Recently we traveled north to attend the memorial service of our Great MaMa. Just shy of her 96th birthday, Great MaMa left a world she could no longer see or enjoy. Her family celebrated the long and blessing-filled life of a strong-willed woman, a rather typical trait, I think, of her generation of women who lived and raised families through simple times of little money and hard work. Great MaMa was very close to her youngest daughter, my step-mom, and our family is fortunate that this daughter took the time to work with a legacy journal to capture many stories of her mother’s life. I’ve heard some of them, shaking my head at how she and her new husband spent their honeymoon traveling south through terribly hot weather to see a sister who could not come to the wedding, but just begged they visit her so she could somehow feel a connection to the celebration. They spent a few days sweltering in her tiny house, sleeping on the floor. All this instead of the (cooler!) Wisconsin Dells vacation they had planned. Now THAT is family love (and sacrifice!). I remember how my own sister and I enjoyed a quiet visit several years ago with blind and wheel-chaired Great MaMa, asking her to tell us about Great PaPa … oh, she enjoyed reminiscing about the love of her life, whom she missed dearly, and we sure learned a lot! At a time when there wasn’t much that this once proudly independent woman could do anymore, she felt valued as she contributed so much to the conversation.

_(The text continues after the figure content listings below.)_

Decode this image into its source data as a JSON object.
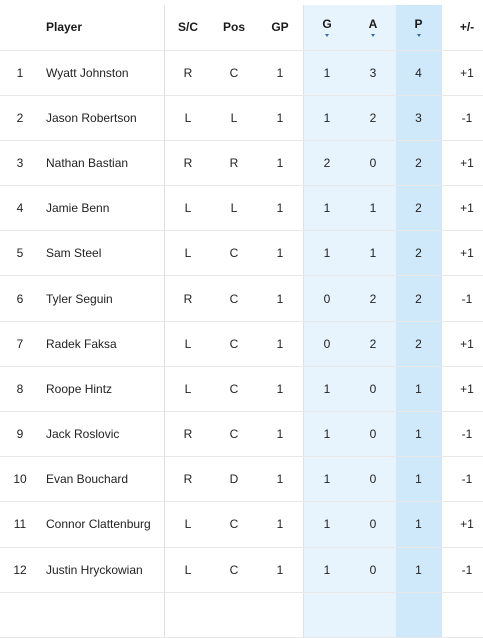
{
  "headers": {
    "rank": "",
    "player": "Player",
    "sc": "S/C",
    "pos": "Pos",
    "gp": "GP",
    "g": "G",
    "a": "A",
    "p": "P",
    "pm": "+/-"
  },
  "rows": [
    {
      "rank": "1",
      "player": "Wyatt Johnston",
      "sc": "R",
      "pos": "C",
      "gp": "1",
      "g": "1",
      "a": "3",
      "p": "4",
      "pm": "+1"
    },
    {
      "rank": "2",
      "player": "Jason Robertson",
      "sc": "L",
      "pos": "L",
      "gp": "1",
      "g": "1",
      "a": "2",
      "p": "3",
      "pm": "-1"
    },
    {
      "rank": "3",
      "player": "Nathan Bastian",
      "sc": "R",
      "pos": "R",
      "gp": "1",
      "g": "2",
      "a": "0",
      "p": "2",
      "pm": "+1"
    },
    {
      "rank": "4",
      "player": "Jamie Benn",
      "sc": "L",
      "pos": "L",
      "gp": "1",
      "g": "1",
      "a": "1",
      "p": "2",
      "pm": "+1"
    },
    {
      "rank": "5",
      "player": "Sam Steel",
      "sc": "L",
      "pos": "C",
      "gp": "1",
      "g": "1",
      "a": "1",
      "p": "2",
      "pm": "+1"
    },
    {
      "rank": "6",
      "player": "Tyler Seguin",
      "sc": "R",
      "pos": "C",
      "gp": "1",
      "g": "0",
      "a": "2",
      "p": "2",
      "pm": "-1"
    },
    {
      "rank": "7",
      "player": "Radek Faksa",
      "sc": "L",
      "pos": "C",
      "gp": "1",
      "g": "0",
      "a": "2",
      "p": "2",
      "pm": "+1"
    },
    {
      "rank": "8",
      "player": "Roope Hintz",
      "sc": "L",
      "pos": "C",
      "gp": "1",
      "g": "1",
      "a": "0",
      "p": "1",
      "pm": "+1"
    },
    {
      "rank": "9",
      "player": "Jack Roslovic",
      "sc": "R",
      "pos": "C",
      "gp": "1",
      "g": "1",
      "a": "0",
      "p": "1",
      "pm": "-1"
    },
    {
      "rank": "10",
      "player": "Evan Bouchard",
      "sc": "R",
      "pos": "D",
      "gp": "1",
      "g": "1",
      "a": "0",
      "p": "1",
      "pm": "-1"
    },
    {
      "rank": "11",
      "player": "Connor Clattenburg",
      "sc": "L",
      "pos": "C",
      "gp": "1",
      "g": "1",
      "a": "0",
      "p": "1",
      "pm": "+1"
    },
    {
      "rank": "12",
      "player": "Justin Hryckowian",
      "sc": "L",
      "pos": "C",
      "gp": "1",
      "g": "1",
      "a": "0",
      "p": "1",
      "pm": "-1"
    }
  ],
  "colors": {
    "highlight_light": "#e8f4fd",
    "highlight_sorted": "#cfe9fb",
    "sort_indicator": "#3a6b9a"
  },
  "icons": {
    "sort": "sort-indicator-icon"
  }
}
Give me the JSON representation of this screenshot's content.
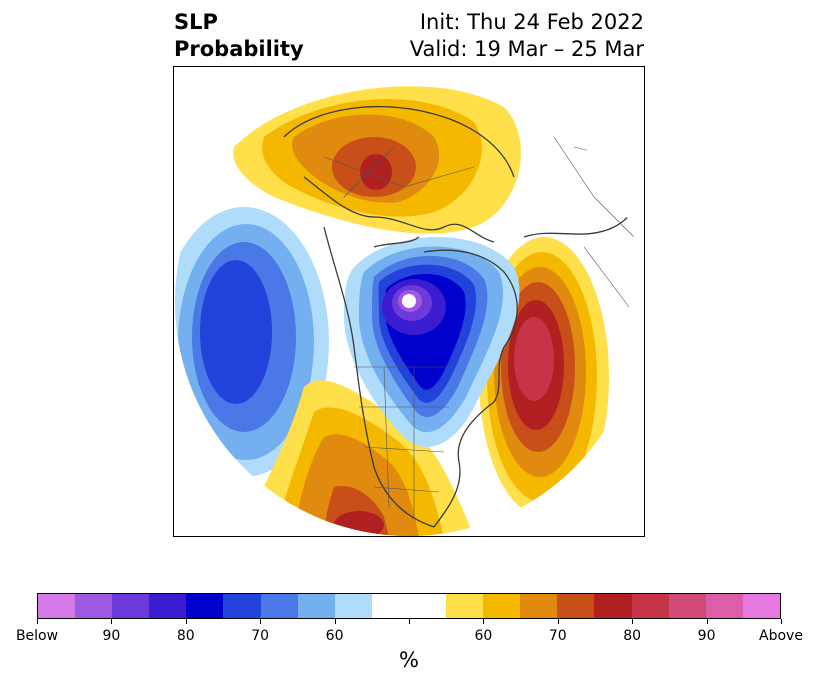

Last summer, at the very end of an infrequent family gathering, my stepmom took a photo of a very frail Great MaMa, sitting in her wheelchair on the deck, surrounded by her beloved grandson and his family of four children, flowers everywhere in the background. It turned out so beautiful… such a forever treasure that almost wasn’t, had my stepmom not been thinking ahead.
Ask the questions sooner than later. Tell your own stories sooner than later. Take a lot of pictures. Give a lot of hugs. We don’t know who will live to be 96.